What was serfdom?
Answer
A condition of bondage to the land, where serfs could not leave without their lord's permission
Explanation
Serfdom was a medieval system of unfree labour in which peasants, known as serfs or villeins, were legally bound to a lord's land and required to work it in exchange for protection and the right to farm a small plot for themselves.
The system was part of feudalism, the hierarchical social and economic order that dominated much of Europe, including England, from roughly the ninth to the fifteenth centuries. In England, feudalism was formalised and extended after the Norman Conquest of 1066. William the Conqueror treated all land as ultimately his own and granted it to his leading followers, the barons, in return for military service. They in turn granted parts of their holdings to knights, and the knights held manors worked by the peasantry. The Domesday Book, compiled in 1086, recorded this structure in detail and is one of the richest sources for understanding the lives of serfs in early medieval England.
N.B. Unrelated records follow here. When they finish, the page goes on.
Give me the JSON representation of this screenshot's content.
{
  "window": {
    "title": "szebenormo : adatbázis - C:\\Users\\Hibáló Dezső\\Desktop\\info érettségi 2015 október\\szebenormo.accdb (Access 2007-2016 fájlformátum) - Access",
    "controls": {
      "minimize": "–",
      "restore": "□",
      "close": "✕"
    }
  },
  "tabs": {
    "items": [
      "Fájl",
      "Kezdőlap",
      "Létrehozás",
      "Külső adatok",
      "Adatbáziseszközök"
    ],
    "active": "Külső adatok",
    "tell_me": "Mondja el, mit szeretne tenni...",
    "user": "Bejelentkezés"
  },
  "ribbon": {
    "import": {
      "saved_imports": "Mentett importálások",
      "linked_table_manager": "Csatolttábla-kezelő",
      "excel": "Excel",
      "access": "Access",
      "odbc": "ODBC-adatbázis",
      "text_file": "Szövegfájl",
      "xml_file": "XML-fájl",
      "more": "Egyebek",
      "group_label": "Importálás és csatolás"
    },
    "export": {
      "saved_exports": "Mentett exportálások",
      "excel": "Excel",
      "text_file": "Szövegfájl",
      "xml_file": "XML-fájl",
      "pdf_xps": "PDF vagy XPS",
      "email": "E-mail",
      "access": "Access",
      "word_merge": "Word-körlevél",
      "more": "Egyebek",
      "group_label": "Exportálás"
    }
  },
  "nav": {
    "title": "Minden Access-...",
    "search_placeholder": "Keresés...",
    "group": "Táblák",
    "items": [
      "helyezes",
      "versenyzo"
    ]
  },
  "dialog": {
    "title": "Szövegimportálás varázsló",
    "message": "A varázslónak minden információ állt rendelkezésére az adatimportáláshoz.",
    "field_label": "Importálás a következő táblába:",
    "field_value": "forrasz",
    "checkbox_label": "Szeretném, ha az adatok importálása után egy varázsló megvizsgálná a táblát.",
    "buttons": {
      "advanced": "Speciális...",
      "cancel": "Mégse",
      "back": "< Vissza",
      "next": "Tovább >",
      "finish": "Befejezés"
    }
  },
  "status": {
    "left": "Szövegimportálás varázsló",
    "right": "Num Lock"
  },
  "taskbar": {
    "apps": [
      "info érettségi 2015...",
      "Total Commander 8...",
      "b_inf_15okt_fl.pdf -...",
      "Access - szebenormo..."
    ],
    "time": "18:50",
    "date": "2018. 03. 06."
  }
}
A serf was not a slave. Serfs could not be bought and sold as individuals, and they had customary rights that were recognised in the manor court. But they were not free. They could not leave the manor without their lord's permission, they could not marry without the lord's consent, and in many manors they could not pass property to their children without a payment. In return for their small landholdings, serfs were required to work the lord's demesne land for a set number of days each week, often three, and to provide additional labour at harvest. They also owed dues in kind, such as eggs, chickens, or grain, and money payments for use of the lord's mill, oven, or winepress.
The decline of serfdom in England was driven by several forces. The Black Death of 1348 to 1349, which killed perhaps a third of the population, created an acute shortage of labour and gave surviving peasants stronger bargaining power. Lords who tried to enforce old obligations faced resistance and, in 1381, the Peasants' Revolt, led by Wat Tyler and inspired in part by the preacher John Ball, marched on London. Although the revolt was suppressed, the conditions that caused it continued. Over the fifteenth century, money rents replaced labour services, and by around 1500 serfdom in England had effectively ended. The last formal traces were removed during the Tudor period.
Serfdom persisted much longer in other parts of Europe, particularly Russia, where it was not abolished until 1861.
Why this matters for your test
Serfdom is the central social institution of medieval English life and the system against which later English liberties developed. Life in the UK candidates should understand it as part of feudalism, link it to the Norman Conquest and the Domesday Book, and recognise its decline after the Black Death and the Peasants' Revolt.